Marius K.* ist einer der der Beschuldigten. Vor Gericht gab der 21-jährige eine Einlassung ab und erklärte: „Ich bin in einer Familie mit großen politischen Differenzen aufgewachsen, (…) kulturelle Hintergründe spielten für mich nie eine Rolle, ich stehe immer auf der Seite der Schwächeren und setze mich für Flüchtlinge ein“. Deshalb war es für den Anlagenmechaniker auch klar, sich gegen Pegida und „menschenverachtende Hetze“ zu engagieren. Die Aktion bezeichnete er als „zivilen Ungehorsam“.

Der zweite Angeklagte, Johann W.*, ein 21-jähriger Auszubildender aus Nürnberg, schwieg zu den Vorwürfen, ließ aber durch seinen Anwalt erklären, der zweite Beteiligte in dem Video zu sein. Neben Sachbeschädigung und Körperverletzung wurde ihm aber zusätzlich Beleidigung zur Last gelegt. Noch vor dem Beginn des Pegida-Aufmarsches soll er einen Polizisten des „Unterstützungskommandos“ (USK) angeschaut und dabei auf den Boden gespuckt haben. Außerdem, so der Vorwurf, habe er sich umgedreht und in Richtung der Beamten den Stinkefinger gezeigt.

Pegida Nürnberg Chef als Geschädigter

Der Geschädigte, Gernot Tegetmeyer, bezeichnete sich selbst als Verantwortlicher von Pegida Nürnberg und trat als Eigentümer des zerstörten Banners auf. Der 58-Jährige gab an, durch den Wegriss des Transparentes zwei Tage lang Schmerzen in beiden Händen verspürt zu haben, ähnlich „einem Muskelkater“. Die Staatsanwaltschaft ging deshalb von einer gefährlichen Kopfverletzung aus, was von den Nürnberger Nachrichten als „skurrile Anklage“ bezeichnet wurde.

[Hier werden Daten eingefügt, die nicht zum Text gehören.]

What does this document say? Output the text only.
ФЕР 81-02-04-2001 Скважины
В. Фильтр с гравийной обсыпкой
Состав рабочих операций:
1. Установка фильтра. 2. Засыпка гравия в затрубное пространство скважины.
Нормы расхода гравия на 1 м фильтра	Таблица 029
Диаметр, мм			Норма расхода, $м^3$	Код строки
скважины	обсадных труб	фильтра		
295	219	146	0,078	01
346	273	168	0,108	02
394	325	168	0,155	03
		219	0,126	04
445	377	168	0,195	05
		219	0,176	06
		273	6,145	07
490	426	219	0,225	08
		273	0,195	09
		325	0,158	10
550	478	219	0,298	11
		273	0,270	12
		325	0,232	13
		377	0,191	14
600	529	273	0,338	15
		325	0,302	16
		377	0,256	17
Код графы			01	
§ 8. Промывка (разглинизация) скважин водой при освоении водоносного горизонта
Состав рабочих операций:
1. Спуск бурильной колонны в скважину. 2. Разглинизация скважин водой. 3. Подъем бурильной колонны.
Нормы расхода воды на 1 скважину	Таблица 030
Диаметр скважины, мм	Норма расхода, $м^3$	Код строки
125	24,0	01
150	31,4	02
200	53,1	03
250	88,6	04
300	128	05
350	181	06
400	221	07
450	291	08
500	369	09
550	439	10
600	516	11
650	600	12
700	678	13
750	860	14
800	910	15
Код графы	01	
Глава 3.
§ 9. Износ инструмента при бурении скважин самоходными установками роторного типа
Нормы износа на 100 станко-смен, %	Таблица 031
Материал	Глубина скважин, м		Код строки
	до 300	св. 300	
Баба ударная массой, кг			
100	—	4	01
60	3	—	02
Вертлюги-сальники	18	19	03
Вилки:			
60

Die Staatsanwaltschaft forderte für den Angeklagten Marius K. eine Bestrafung im Sinne einer Geldstrafe von 40 Tagessätzen zu 15 Euro, für den Angeklagten W. eine Geldstrafe von 45 Tagessätzen á 15 Euro. Iñigo Schmitt-Reinholtz, Verteidiger von W., las in seinem Plädoyer aus einem kritischen Artikel der Frankfurter Allgemeinen Sonntagszeitung vor, um die Gefährlichkeit der Pegida-Gruppen zu verdeutlichen. Für seinen Mandanten forderte er eine Geldstrafe in Höhe von 300 Euro.

„Körperverletzung nicht billigend in Kauf genommen“

Rechtsanwalt Yunus Ziyal, Verteidiger von Johann W., plädierte für eine Verurteilung von 15 Tagessätzen oder Arbeitsstunden bei einer Flüchtlingshilfeeinrichtung. Er konnte keine Körperverletzung erkennen und bezweifelte Tegetmeyers Aussage. Zudem seien weder sein Mandant noch der Geschädigte davon ausgegangen, dass das Banner hätte reißen können.

Der Vorsitzende Richter, Richard Pruy, sprach die beiden Jugendlichen schuldig und verurteile Marius K. zu einer Geldstrafe von 450 Euro wegen fahrlässiger Körperverletzung und Sachbeschädigung und Johann W. zu 675 Euro wegen Beleidigung und Sachbeschädigung.. Laut dem Richter habe sich der Sachverhalt so zugetragen wie in der Anklageschrift beschrieben. Allerdings sei es keine gefährliche Körperverletzung, sondern eine fahrlässige, da die Angeklagten „nicht billigend in Kauf genommen“ hätten, jemanden zu verletzen.

Rückhalt für die Angeklagten

Vor der Verhandlung riefen linke Gruppen zu einer Kundgebung auf, um sich mit den Angeklagten zu solidarisieren. Schon im Vorfeld bezeichnete die linke Solidaritätsorganisation „Rote Hilfe“ die Vorwürfe als „traurigen Höhepunkt in einer Vielzahl von Verfahren“ gegen Nazigegner. Das Nürnberger Bündnis Nazistopp sieht in der Verurteilung eine „abgeschwächte juristische Keule“ gegen Pegida-Gegner. Das Antifaschistische Aktionsbündnis Nürnberg teilte in einer Presseerklärung mit, sich mit den Angeklagten zu solidarisieren: „Wenn sich der Staat der rechten Hetze und Gewalt mit dem schärfsten Asylrecht aller Zeiten beugt, dann sehen wir es als unsere Pflicht eine praktische Alternative zu Polizei und Staat in der Solidarität mit Flüchtlingen und Aktivisten aufzubauen“. Die Rote Hilfe hat derweil ein Spendenkonto eingerichtet, um „Betroffene von Repression zu unterstützen“.